As a consequence of dominating the DSDBO road, the Chinese have gained strategically and isolated India from the Depsang area where the road ends. The subsector north (SSN) ends at Depsang plains, India’s last outpost at the base of the Karakoram Pass.

The other focal point of Chinese intrusion is on the north bank of the Pangong Lake. Here, the PLA is controlling the mountain ridges that overlook the lake and slopes from the height of Finger 8,7,6,5 and 4. Chinese claim line is now at finger 3 which they made a buffer zone and the new LAC. Indian patrols cannot go beyond Finger 3 and control only finger 1&2.

It appears that China now has come inside three to five kilometers that is supposedly to be the Indian Territory. They occupy some sixty kilometers of Indian land. Since no joint statement was released after the India China military talks, its outcome is well known.

Now the problem Indian leadership faces is to diplomatically engage China and make them retreat to pre-April position. This is only possible only if there is some give and take. The give is India restore the previous status of J&K and the take is China withdraw its troops from its advanced position so that India regains its territory.

If this happens India will untie the knot and both go back to their old positions. India will go back to pre-August 5, 2019 position and China to pre May 2020 position.

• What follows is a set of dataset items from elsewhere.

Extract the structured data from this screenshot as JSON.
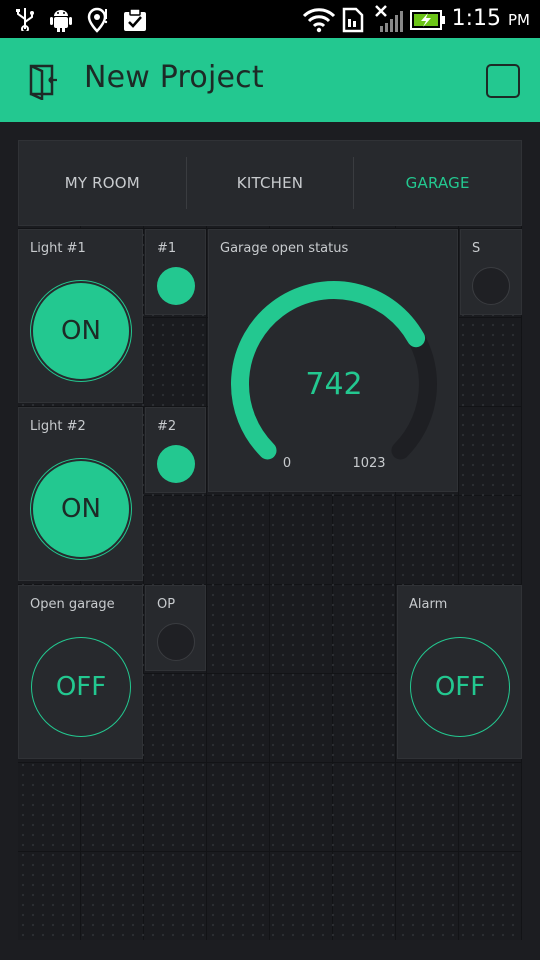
{
  "status_bar": {
    "time": "1:15",
    "ampm": "PM",
    "icons": [
      "usb-icon",
      "android-debug-icon",
      "location-icon",
      "clipboard-check-icon",
      "wifi-icon",
      "sim-icon",
      "no-signal-icon",
      "battery-charging-icon"
    ]
  },
  "app_bar": {
    "title": "New Project",
    "back_icon": "exit-project-icon",
    "action_icon": "square-icon"
  },
  "tabs": [
    {
      "label": "MY ROOM",
      "active": false
    },
    {
      "label": "KITCHEN",
      "active": false
    },
    {
      "label": "GARAGE",
      "active": true
    }
  ],
  "widgets": {
    "light1": {
      "label": "Light #1",
      "state": "ON"
    },
    "light2": {
      "label": "Light #2",
      "state": "ON"
    },
    "open_garage": {
      "label": "Open garage",
      "state": "OFF"
    },
    "alarm": {
      "label": "Alarm",
      "state": "OFF"
    },
    "led1": {
      "label": "#1",
      "on": true
    },
    "led2": {
      "label": "#2",
      "on": true
    },
    "led_op": {
      "label": "OP",
      "on": false
    },
    "led_s": {
      "label": "S",
      "on": false
    },
    "gauge": {
      "label": "Garage open status",
      "value": "742",
      "min": "0",
      "max": "1023",
      "value_num": 742,
      "max_num": 1023
    }
  },
  "colors": {
    "accent": "#23c890",
    "background": "#1c1d21",
    "widget": "#27292d"
  }
}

If this doesn’t happen then the government has to accept the loss of territory to China while keep on bluffing that the negotiation channel is on, and just like black stashed abroad which is yet to come the leadership will be promising it will retrieve the loss of territory from China.

In such a case, the super nationalist leadership of the country has to go for an all-out war with China and evict it from its territory as India did with Pakistan during the Kargil war 1999. The problem in such adventurism is India may not get colonized again.

All these are Hobbesian choices for India to make. But they very well fits into the Chinese proverb that the one who ties the knot can alone untie it.